11. Versioning and deprecation

Use SemVer in the version field.
Breaking changes (renamed parameter, removed field, changed enum) MUST bump the major version and ship under a new name (get_weather_v2).
Mark the old tool deprecated: true and set replacement to the new name.
Keep deprecated tools live for at least one release cycle to give agents time to retrain or re-index.

12. Tool-search readiness

Agents at scale rely on retrieval over tool catalogs (OpenAI tool_search, Anthropic Tool Search Tool, MCP discovery). To rank well:

Include 3-7 tool_search_keywords covering synonyms users might say.
Keep description ≤ 600 characters; longer descriptions cost retrieval recall.
Prefer one purpose per tool. Multi-purpose tools rank lower for any single intent.

13. Conformance levels

Level 1 — Minimum: All seven required fields per §3.
Level 2 — Production: Adds error taxonomy (§7), idempotency hints (§8), and ≥ 2 examples per tool.
Level 3 — AI-native: Adds tool-search keywords, latency hints, deprecation policy, and per-platform schema generators.

14. Validation checklist

[ ] Every tool has all seven required fields.
[ ] Every parameter has a description.
[ ] At least one happy-path and one error example.
[ ] Errors return a structured envelope with code.
[ ] Idempotency and destructiveness are explicit.
[ ] No breaking changes without a version bump and rename.
[ ] Descriptor renders correctly to OpenAI, Anthropic, Gemini, and MCP payloads.

15. FAQ

Q: Is this the same as JSON Schema for parameters?

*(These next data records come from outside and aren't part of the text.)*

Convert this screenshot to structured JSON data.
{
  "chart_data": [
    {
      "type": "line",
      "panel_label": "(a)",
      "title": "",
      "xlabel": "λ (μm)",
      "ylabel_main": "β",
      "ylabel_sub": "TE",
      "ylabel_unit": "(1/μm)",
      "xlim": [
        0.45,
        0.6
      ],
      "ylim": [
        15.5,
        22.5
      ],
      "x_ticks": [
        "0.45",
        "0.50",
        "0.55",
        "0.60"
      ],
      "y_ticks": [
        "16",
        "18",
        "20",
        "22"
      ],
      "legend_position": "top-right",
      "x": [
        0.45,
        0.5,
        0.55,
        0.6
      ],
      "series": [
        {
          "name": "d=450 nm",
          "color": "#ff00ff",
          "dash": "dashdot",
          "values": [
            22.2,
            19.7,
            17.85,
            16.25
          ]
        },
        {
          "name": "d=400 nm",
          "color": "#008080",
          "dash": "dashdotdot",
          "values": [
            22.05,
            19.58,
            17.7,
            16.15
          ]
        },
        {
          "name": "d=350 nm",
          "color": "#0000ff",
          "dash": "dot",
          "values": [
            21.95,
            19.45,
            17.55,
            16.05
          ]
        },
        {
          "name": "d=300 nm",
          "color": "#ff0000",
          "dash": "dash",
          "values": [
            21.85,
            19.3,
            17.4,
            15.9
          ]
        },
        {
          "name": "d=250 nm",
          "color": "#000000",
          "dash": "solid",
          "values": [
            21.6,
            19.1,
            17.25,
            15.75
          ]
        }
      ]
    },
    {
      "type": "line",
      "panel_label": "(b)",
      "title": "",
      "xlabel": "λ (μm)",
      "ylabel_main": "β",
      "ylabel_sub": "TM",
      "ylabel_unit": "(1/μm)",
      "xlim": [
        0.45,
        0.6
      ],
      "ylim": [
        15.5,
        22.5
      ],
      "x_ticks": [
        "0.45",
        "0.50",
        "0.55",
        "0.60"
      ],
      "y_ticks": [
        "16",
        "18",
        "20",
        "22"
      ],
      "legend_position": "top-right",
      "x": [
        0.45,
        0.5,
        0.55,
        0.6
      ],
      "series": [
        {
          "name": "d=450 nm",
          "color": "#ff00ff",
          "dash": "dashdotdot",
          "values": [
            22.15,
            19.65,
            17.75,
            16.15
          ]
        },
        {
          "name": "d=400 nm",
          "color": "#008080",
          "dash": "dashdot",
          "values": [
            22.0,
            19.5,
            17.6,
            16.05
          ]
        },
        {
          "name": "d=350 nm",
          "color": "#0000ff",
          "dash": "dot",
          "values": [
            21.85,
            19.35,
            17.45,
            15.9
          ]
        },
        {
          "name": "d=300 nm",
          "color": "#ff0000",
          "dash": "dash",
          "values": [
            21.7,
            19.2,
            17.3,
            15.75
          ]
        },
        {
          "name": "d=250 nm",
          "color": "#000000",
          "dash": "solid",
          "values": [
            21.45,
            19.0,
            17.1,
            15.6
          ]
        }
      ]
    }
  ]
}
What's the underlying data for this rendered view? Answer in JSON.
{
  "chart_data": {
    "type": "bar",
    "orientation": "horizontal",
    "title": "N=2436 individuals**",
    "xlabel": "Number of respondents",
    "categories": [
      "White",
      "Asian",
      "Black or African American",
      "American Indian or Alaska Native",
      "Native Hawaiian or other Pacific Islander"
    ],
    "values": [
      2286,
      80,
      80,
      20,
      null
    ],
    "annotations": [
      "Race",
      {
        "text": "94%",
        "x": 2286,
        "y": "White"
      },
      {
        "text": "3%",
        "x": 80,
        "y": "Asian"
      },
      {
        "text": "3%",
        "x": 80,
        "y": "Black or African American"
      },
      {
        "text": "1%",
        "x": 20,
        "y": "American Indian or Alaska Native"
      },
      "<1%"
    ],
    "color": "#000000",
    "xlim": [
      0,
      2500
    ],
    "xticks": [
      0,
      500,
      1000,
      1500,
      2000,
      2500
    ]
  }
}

No. JSON Schema covers parameters only. This spec covers the full publisher-side descriptor — name, description, returns, errors, idempotency, and examples — with JSON Schema as one component (§3.3).

Q: How does this relate to MCP?

MCP standardizes the transport (JSON-RPC 2.0) and the listing endpoint (tools/list). This spec standardizes the content of each tool descriptor so the same content travels cleanly to OpenAI, Anthropic, Gemini, or any MCP server.

Q: Do I need separate tools for read and write operations?

Yes when feasible. Splitting get_user and update_user lets agents reason about safety per call and lets MCP annotations (readOnlyHint, destructiveHint) be set accurately.

Q: How long should a tool description be?

2-5 sentences, ≤ 600 characters. Longer descriptions hurt retrieval in large catalogs and dilute the leading verb-object signal.

Q: Should I include latency or cost hints?

Yes, in production. Agents that plan multi-step workflows budget tool calls. Even rough hints (fast, slow; free, metered) measurably improve plan quality.